A couple of illustrations.
Let's say we want a sine wave covering 16.5 samples. To illustrate, I used SuperCollider to put two sine wave cycles into 33 samples.
The second cycle begins when the wave crosses the 0 line in the middle.
This is between samples.
So, the second cycle must be represented by sample values that are different from the sample values for the first cycle.
That is, it is possible to have that zero crossing between samples -- but the sampling process produces different values.
Let's look at it a different way: blue samples = one sine wave cycle covering 33 samples; green samples = 2 cycles in 33 samples.
If we start counting samples at 0:
- Blue 0 = Green 0.
- Blue 2 = Green 1.
- Blue 4 = Green 2. etc.
That is: read through the blue samples at double speed, and you get the 16.5 wavelength. (This is exactly what David said.)
What about the second cycle starting at 16.5?
- Blue 1 = Green 17.
- Blue 3 = Green 18. etc.
These are the sample values that were skipped the first time.

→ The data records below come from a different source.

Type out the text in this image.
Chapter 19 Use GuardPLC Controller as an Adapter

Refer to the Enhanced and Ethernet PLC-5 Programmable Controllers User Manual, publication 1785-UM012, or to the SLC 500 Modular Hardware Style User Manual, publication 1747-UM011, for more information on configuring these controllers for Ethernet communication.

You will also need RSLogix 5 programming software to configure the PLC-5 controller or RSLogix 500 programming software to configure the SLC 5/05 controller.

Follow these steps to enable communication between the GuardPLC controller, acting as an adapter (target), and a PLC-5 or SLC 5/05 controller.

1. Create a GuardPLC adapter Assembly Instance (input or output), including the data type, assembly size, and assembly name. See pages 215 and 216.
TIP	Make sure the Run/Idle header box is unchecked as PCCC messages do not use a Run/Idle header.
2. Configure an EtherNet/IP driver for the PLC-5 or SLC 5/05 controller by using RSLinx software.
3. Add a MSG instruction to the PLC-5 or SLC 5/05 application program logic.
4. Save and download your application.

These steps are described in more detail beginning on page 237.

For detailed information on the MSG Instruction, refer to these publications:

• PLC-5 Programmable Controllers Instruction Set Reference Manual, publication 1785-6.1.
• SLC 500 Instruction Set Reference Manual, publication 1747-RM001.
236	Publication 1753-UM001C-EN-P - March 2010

So, Green 17 (the first concrete sample value after the second cycle begins) is the value in between Green 0 and Green 1. Green 18 is in between Green 1 and Green 2.
This is interpolation.
Interpolation is the mathematically correct way to represent fractional cycles in a sampled signal.
You can try to say that this "isn't the real problem," but... this is the problem, and interpolation is the solution.